In the old days this was the point at which flatfeet wandered from booth to ticket-booth, photograph in hand, hoping to get lucky. For Crane, it was a finger-hop and skip – technically illegal, he reminded himself, but that was what the word ‘technically’ was for. He didn’t come up with many pairs. Late evening, it was mostly businessmen singles. With luck, he’d pinpoint them.

He took another gulp of coffee. Miles away, Sarah woke up.

She had slept fitfully, wakened at three by aeroplanes exploding overhead, a noise which resolved into thunder once conscious- ness set in. But the rain that followed soothed her, its rhythmic drumming against the wide windows washing her mind clean, for a while, of the horrors, and when she woke next the sun pouring through the gaps in the curtains evidenced a morning so perfect, there was probably a patent pending on it.

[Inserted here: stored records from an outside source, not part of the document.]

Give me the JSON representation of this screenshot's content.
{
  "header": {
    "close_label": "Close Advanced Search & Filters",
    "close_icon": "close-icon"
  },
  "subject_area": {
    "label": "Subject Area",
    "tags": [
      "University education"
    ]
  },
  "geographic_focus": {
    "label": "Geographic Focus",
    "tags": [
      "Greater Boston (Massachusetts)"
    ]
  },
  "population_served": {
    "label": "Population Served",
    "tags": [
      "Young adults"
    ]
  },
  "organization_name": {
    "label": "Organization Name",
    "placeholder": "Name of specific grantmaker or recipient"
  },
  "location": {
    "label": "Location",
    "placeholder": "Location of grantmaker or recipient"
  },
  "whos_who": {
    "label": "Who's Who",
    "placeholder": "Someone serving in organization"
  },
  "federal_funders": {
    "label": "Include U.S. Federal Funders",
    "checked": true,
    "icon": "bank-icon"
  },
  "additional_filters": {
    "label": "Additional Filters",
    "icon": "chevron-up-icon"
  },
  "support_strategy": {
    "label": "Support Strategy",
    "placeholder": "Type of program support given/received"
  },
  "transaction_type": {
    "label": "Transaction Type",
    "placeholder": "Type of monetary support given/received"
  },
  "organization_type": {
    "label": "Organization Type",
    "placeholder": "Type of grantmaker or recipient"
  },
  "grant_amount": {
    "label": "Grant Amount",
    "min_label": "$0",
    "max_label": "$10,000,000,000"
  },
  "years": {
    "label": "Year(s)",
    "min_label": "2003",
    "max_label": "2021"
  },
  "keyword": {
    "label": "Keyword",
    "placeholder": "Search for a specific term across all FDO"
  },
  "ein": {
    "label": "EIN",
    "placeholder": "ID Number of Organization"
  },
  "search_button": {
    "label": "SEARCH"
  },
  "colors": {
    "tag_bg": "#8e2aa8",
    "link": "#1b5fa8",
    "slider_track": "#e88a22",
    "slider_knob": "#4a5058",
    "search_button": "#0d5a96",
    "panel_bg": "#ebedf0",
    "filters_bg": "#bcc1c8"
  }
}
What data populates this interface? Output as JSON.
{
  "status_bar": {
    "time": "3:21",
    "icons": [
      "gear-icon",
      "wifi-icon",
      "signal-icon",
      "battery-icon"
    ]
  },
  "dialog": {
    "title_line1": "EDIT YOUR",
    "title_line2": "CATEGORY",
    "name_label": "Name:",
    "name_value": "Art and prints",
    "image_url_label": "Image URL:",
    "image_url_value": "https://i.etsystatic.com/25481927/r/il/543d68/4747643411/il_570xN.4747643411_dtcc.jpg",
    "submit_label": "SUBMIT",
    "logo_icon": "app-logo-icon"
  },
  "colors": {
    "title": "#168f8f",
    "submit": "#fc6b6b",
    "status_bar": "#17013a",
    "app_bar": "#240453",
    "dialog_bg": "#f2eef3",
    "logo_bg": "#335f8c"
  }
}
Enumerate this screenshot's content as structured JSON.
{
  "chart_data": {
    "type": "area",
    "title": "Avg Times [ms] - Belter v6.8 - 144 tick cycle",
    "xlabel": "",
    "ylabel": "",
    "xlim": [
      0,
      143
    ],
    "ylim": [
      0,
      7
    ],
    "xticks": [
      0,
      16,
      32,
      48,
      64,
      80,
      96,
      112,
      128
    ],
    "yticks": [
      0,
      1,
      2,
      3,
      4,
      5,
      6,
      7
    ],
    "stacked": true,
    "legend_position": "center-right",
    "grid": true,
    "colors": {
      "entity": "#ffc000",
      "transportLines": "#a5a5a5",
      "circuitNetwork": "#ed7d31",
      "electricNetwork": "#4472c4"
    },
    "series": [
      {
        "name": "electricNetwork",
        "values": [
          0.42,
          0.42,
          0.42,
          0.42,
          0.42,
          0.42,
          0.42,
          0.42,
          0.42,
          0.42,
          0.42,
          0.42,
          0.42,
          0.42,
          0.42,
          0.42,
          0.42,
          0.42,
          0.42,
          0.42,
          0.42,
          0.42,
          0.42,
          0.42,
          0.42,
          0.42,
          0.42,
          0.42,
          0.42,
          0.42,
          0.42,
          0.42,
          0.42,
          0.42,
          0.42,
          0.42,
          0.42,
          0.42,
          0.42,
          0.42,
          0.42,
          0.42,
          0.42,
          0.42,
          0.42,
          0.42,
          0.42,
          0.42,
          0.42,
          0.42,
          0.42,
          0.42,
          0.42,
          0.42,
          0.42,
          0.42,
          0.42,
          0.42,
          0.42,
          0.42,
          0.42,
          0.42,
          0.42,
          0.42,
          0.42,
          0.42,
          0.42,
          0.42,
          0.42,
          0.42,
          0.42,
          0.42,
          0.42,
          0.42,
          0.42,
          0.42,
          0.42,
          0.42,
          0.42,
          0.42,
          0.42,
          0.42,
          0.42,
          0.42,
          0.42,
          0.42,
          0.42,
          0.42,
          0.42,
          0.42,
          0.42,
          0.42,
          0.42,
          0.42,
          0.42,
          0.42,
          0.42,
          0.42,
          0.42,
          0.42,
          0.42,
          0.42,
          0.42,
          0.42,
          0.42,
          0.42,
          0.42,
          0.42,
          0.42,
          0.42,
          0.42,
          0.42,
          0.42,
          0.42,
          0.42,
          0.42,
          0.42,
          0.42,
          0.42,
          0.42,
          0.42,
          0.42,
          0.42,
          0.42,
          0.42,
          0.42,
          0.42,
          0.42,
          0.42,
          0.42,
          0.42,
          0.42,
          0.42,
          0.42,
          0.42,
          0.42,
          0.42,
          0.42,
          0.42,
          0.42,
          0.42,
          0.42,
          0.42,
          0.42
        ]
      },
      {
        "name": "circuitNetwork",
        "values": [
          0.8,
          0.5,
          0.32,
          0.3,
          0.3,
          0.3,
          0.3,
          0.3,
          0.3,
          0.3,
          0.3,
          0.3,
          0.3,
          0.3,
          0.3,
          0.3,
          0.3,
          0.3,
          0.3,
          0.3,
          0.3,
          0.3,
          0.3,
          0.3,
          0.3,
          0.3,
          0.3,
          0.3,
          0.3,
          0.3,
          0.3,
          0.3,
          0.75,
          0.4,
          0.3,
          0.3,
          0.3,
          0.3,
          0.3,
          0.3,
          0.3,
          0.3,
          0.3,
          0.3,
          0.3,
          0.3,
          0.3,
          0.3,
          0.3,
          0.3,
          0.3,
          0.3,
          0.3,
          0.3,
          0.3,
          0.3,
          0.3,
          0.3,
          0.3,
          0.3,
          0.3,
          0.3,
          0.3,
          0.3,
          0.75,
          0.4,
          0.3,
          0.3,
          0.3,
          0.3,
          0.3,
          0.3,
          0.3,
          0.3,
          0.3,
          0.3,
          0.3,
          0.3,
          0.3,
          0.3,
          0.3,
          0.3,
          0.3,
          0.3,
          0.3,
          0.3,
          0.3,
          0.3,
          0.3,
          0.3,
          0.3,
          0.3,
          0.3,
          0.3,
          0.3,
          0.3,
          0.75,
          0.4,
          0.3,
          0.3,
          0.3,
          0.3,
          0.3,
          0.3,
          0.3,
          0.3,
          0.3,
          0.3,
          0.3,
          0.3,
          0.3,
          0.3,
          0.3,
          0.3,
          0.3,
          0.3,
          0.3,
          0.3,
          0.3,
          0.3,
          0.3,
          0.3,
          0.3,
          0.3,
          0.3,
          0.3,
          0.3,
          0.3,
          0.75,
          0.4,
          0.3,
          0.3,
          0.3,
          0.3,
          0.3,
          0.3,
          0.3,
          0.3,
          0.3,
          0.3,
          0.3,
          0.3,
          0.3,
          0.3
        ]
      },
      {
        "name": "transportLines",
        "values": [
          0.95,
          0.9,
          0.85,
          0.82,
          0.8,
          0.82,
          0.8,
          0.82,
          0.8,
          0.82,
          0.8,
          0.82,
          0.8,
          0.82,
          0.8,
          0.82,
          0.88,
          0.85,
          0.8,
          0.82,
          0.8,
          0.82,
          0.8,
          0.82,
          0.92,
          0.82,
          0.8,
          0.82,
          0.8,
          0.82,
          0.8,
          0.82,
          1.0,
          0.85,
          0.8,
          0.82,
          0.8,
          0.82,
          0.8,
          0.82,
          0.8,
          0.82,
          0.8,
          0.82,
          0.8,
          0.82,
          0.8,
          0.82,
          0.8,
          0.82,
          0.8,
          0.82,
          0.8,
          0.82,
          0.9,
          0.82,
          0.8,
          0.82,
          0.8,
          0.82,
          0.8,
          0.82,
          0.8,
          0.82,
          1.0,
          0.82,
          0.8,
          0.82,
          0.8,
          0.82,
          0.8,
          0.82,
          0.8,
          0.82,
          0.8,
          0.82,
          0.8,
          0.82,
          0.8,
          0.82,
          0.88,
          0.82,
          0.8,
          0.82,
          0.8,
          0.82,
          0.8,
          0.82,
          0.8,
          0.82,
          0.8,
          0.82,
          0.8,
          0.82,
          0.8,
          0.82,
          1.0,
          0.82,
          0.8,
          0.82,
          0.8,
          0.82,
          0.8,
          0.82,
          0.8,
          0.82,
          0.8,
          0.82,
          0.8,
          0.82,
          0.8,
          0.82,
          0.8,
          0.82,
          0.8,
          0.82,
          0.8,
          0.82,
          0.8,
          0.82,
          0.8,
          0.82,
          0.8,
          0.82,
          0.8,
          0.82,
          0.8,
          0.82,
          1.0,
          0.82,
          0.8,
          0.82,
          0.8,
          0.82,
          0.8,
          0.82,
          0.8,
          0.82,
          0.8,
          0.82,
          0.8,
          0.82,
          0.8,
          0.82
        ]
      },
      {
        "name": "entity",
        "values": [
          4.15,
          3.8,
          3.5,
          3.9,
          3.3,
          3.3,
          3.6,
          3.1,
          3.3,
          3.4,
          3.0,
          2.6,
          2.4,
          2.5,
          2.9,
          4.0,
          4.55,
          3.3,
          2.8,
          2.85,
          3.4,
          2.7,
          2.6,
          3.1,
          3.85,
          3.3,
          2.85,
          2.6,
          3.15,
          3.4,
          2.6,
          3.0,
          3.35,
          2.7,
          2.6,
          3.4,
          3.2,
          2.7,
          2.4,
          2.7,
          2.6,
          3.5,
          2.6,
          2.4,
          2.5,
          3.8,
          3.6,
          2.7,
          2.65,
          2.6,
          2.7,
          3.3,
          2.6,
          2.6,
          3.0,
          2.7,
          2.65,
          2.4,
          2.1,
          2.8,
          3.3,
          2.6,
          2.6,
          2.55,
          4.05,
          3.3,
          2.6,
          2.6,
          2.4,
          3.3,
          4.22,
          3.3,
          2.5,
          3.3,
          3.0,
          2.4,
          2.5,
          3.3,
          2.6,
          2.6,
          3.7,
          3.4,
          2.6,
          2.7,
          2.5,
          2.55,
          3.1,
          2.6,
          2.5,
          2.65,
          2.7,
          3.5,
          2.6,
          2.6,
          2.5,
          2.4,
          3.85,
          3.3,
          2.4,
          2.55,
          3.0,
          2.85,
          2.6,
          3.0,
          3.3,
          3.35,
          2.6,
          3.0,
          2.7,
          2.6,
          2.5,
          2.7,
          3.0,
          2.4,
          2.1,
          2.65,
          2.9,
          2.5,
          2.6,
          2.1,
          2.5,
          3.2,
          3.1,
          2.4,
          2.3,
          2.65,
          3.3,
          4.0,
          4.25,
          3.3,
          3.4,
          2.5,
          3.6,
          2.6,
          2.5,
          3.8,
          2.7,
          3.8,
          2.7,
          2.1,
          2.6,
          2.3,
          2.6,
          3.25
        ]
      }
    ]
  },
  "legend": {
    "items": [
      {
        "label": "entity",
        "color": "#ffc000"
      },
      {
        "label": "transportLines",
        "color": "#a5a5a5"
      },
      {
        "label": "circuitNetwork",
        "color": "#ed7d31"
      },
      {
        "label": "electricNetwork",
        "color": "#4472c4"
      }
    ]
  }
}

Michael sat on the end of the bed.

He had spent the night in the armchair, and sometime early had finished the job he’d started on the train, and shaved. Revealed was a thin, dark face; not much older than her own, but more travelled. A harsh crease on his chin suggested a healed scar. His brown eyes, neither friendly nor threatening, were distinctly matter-of-fact. ‘You’ve lost weight,’ he said. He didn’t look well himself.

She cleared her throat. ‘Thanks.’

‘Are you a junkie?’

Oh, God. She closed her eyes. ‘What makes you ask?’

‘Because it’ll save a lot of pain if you say so now.’

‘No. I’m not a junkie.’

She opened them again, and looked round the room. A large room, big windows, a king-size double bed. En-suite bathroom. Trouser press. A TV she knew would get cable. Everything you looked for in a hotel room, really, down to the emergency instructions on the back of the door, and the aura of mild depression hanging over it all: the inescapable conclusion that you were here on a temporary basis. As if she needed reminding of that.

Her clothes clung to her uncomfortably. She had slept fully dressed.

She sat up, rubbed her face in her hands. She was in a strange room with a strange man: it scared her. On the other hand, he had saved her life last night, and subsequently slept in the armchair.

Afterwards, Sarah looked back on this day as a series of snapshots, small moments that became shuffled in her mind. But this was always the first of them: waking and finding him sitting on the end of the bed. The hand that pulled the trigger rubbing an unfamiliar chin.

When Howard came in, saw Crane sitting at his desk, he said, ‘God, Amos, should you be here? Shouldn’t you be . . .’

‘I be what?’

‘Well, mourning.’

‘I am mourning, Howard. I’m also looking for the fucker
put
me in mourning. Which is why I’m at my desk, yes.’

Howard wisely didn’t pursue this. ‘And last night? Um, did you sort out the, er, husband?’

‘Mark Trafford. Did you know he was dirty?’

‘Dirty how?’

Crane rubbed his fingers together.

‘So we can expect little fuss from him, then?’

‘Unless he’s keen on seeing how the other half live. What about you?’

‘The woman?’ Howard shrugged. ‘About what you’d expect.’

Crane didn’t let relief show on his face, but that’s what he felt. Three hours’ sleep, and he’d woken thinking about the woman – Axel’s ‘wife’, or, he supposed, ‘Rufus”s wife. Depending on how you looked at it. Either way, he’d woken wondering if he’d been wrong the previous evening, and Axel really had gone into meltdown. In which case Howard wouldn’t have found a wife, he’d have found another body. There were kids too. It might have been messy.

‘But did she buy it?’

Distaste flitted over Howard’s face. He really didn’t like this part. It made Amos wonder how he’d got here in the first place, let alone being nominally in charge. ‘She’s not the type,’ Howard said at last, ‘to disbelieve anything. Not when it’s backed up with a police presence.’